平成10年1月17日生まれ。14歳。
 貰い受けたのは、3月でそれでチェリーと名付けたのだが、母が亡くなって2週間目に生まれたことに、なにかしらの因縁を感じた。
 あの立派な母が犬に生まれ変わったとは思わないが、まるで母からの贈り物のようで。お茶目なくせに温厚で、ムダ啼きもせず、ことに息子がかわいがり、おっとりのんびり育ってくれた。
 
 先の土曜日。
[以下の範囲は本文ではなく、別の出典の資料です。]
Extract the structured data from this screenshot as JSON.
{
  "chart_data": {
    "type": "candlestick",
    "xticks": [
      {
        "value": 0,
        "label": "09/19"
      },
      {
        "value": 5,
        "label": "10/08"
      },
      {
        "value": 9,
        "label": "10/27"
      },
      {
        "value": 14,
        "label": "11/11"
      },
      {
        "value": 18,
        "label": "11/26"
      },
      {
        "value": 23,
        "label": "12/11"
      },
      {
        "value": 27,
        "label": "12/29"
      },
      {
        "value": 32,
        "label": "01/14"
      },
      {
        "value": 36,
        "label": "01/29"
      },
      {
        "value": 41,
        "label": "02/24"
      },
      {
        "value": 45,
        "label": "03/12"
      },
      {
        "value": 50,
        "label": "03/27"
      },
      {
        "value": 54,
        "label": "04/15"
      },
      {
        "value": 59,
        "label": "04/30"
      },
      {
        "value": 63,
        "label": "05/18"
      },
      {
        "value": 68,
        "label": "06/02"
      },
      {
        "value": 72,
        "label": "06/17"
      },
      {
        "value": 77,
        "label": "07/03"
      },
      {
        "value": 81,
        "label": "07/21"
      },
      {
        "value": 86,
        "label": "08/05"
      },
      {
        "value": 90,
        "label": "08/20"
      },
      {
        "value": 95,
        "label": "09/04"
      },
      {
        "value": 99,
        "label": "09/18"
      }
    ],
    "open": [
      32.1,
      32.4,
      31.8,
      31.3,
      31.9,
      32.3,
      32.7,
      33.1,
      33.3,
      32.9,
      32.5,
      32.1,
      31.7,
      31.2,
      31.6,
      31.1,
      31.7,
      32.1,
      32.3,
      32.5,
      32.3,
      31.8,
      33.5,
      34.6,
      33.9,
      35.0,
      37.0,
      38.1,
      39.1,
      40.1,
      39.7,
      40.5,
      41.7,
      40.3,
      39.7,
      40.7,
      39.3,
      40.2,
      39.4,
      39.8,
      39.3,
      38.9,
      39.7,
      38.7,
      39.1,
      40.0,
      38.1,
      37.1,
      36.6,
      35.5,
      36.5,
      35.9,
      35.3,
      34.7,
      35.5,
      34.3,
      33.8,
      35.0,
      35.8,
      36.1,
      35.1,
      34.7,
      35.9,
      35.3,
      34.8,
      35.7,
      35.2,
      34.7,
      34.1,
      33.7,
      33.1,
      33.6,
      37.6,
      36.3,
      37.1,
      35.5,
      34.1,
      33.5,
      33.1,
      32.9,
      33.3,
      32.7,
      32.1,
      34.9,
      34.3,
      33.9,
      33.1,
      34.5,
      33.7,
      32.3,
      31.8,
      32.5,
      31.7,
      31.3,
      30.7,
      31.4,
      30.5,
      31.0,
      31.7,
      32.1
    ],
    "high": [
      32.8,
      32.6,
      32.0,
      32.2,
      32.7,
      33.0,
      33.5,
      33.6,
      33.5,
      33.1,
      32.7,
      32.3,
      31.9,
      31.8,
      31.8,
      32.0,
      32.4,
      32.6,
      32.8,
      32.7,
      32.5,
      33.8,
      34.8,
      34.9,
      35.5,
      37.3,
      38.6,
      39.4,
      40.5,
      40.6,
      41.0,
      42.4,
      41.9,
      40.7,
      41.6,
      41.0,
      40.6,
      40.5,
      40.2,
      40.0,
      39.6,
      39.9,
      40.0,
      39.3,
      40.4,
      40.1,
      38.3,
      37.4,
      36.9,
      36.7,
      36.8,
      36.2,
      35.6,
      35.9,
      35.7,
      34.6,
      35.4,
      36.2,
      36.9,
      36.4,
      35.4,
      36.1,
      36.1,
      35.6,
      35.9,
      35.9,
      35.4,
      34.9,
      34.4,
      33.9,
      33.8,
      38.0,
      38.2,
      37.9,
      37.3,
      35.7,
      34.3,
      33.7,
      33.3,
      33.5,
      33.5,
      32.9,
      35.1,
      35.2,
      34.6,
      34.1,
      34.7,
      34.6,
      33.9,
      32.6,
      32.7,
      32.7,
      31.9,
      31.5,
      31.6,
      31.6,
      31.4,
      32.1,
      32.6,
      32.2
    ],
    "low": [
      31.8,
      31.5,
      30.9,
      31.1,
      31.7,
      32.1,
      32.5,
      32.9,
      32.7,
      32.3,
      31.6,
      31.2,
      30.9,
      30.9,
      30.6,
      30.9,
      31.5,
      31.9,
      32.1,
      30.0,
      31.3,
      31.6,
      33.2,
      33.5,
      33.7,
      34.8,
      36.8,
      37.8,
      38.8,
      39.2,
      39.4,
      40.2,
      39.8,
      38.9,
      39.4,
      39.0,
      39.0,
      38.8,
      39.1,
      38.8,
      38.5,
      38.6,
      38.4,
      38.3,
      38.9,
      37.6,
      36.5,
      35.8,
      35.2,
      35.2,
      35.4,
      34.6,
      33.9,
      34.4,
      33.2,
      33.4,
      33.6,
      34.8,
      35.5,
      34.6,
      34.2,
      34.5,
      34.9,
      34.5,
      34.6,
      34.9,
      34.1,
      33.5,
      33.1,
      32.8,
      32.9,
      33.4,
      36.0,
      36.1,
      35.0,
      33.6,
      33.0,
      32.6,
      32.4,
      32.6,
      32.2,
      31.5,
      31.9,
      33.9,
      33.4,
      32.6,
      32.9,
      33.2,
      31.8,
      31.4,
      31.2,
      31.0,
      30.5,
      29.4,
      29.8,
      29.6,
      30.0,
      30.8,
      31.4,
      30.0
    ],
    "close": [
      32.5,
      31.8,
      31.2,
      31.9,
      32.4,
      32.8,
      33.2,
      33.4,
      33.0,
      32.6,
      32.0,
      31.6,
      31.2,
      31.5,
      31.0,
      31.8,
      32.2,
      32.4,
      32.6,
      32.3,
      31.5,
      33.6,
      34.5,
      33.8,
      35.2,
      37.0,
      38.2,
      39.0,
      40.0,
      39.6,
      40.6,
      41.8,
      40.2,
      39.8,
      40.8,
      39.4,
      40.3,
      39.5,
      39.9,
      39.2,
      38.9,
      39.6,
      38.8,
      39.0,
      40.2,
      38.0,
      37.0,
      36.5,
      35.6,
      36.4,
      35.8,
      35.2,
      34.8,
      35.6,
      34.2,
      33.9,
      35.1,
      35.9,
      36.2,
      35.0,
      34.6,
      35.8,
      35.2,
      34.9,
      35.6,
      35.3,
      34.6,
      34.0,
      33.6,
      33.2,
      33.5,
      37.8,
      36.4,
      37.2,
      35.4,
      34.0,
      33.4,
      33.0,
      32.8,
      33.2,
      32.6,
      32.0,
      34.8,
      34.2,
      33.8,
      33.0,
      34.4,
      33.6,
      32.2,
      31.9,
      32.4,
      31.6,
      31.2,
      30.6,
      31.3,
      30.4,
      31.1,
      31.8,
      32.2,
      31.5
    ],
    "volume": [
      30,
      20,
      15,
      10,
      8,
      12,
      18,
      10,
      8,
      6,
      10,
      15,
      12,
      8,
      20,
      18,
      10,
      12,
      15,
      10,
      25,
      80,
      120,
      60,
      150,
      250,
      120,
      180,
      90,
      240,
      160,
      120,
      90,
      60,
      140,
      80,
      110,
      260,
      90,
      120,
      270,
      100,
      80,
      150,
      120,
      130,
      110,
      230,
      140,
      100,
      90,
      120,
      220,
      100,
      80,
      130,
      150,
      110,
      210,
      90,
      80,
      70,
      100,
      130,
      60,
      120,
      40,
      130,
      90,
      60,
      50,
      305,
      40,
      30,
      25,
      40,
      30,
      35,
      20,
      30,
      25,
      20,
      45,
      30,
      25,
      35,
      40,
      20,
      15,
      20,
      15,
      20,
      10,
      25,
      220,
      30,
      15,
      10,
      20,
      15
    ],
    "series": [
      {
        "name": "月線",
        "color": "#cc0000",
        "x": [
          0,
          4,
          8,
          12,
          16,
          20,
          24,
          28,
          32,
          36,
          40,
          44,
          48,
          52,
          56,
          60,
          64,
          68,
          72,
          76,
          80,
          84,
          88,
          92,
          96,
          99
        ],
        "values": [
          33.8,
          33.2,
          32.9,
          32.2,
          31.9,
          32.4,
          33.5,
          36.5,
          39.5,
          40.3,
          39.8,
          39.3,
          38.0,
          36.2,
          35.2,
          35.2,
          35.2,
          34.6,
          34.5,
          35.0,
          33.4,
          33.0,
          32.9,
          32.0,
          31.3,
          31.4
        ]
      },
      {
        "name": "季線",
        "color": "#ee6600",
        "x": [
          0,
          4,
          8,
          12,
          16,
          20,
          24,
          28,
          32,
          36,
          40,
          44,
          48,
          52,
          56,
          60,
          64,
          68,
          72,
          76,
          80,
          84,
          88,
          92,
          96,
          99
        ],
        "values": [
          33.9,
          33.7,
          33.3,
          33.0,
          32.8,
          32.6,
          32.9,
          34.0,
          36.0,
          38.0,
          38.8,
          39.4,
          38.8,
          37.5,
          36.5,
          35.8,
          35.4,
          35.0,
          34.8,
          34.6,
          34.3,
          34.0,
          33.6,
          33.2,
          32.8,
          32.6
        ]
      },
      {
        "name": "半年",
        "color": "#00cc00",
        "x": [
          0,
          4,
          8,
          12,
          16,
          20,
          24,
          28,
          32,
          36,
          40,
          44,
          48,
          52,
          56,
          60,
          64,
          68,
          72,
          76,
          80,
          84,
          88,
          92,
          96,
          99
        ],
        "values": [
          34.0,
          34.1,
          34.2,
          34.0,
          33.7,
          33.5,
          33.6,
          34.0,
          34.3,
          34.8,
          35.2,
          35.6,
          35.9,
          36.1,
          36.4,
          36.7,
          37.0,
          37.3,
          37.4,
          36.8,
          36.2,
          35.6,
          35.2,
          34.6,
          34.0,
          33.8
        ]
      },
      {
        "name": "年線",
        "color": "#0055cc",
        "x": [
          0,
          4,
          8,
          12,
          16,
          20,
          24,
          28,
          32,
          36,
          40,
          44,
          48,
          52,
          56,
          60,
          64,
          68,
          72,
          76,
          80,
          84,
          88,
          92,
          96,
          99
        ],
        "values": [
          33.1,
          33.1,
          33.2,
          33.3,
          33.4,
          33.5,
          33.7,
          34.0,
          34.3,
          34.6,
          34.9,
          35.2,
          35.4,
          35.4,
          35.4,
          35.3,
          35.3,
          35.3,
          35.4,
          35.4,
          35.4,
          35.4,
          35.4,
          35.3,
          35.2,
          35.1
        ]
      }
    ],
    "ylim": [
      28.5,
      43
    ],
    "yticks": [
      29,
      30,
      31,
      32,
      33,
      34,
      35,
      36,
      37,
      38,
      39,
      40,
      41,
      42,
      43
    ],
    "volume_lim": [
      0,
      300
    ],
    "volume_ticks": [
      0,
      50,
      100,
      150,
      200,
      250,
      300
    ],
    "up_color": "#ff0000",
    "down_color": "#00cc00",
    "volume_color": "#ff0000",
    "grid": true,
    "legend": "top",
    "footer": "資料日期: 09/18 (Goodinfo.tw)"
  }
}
息子の大きな声に階下に降りると、庭でチェリーがふらついていた。食事をもどし、目はうつろ。歩く事もままならない様子。即、医者へと向かう。
 「心臓が弱っていますね。脳梗塞もあるようです」。

 脳の異変で、平衡感覚を失っているらしい。この年齢では手術はムリ。薬でなんとかしのぐほかない。
 その日は、玄関先に寝かせた。動けないから、おしっこは垂れ流し。利尿剤を投与されているから、それも頻繁である。一晩チェリーのそばで、そのたびにタオルでふいてやる。なでていると、安心するようでもある。終始、目がまわっているのが分かる。
 日曜日。前日よりは呼吸も楽そう。朝通院。注射と点滴。
 「高齢ですから、確約はできませんが、一週間の通院で歩けるようになるでしょう」。

 ホッと胸を撫で下ろすものの、チェリーが自分の状態に恐れをなしているのが伝わる。「大丈夫。大丈夫。なにがなんでも治してやるから」。
 昨日。同じ治療。目のぐるぐるが少しおさまった。帰ると、よろよろとだが自力で歩こうとする。だたし、食欲はなし。
 「点滴で栄養はカバーしているので、気にしないでいいですよ。そのうち、徐々に食欲も回復しますから」。

 朝晩、嫌がるチェリーに心臓の薬を飲ませる。錠剤を砕いて、蜂蜜で練り、口をこじあけて強引に。
 お前さんは大切な家族。まだまだ離れたくない。いつまでも一緒にいたい。通じているよね。今日も、もうじき病院へ、一日一日、回復へ向かってくれるのを祈るしかない。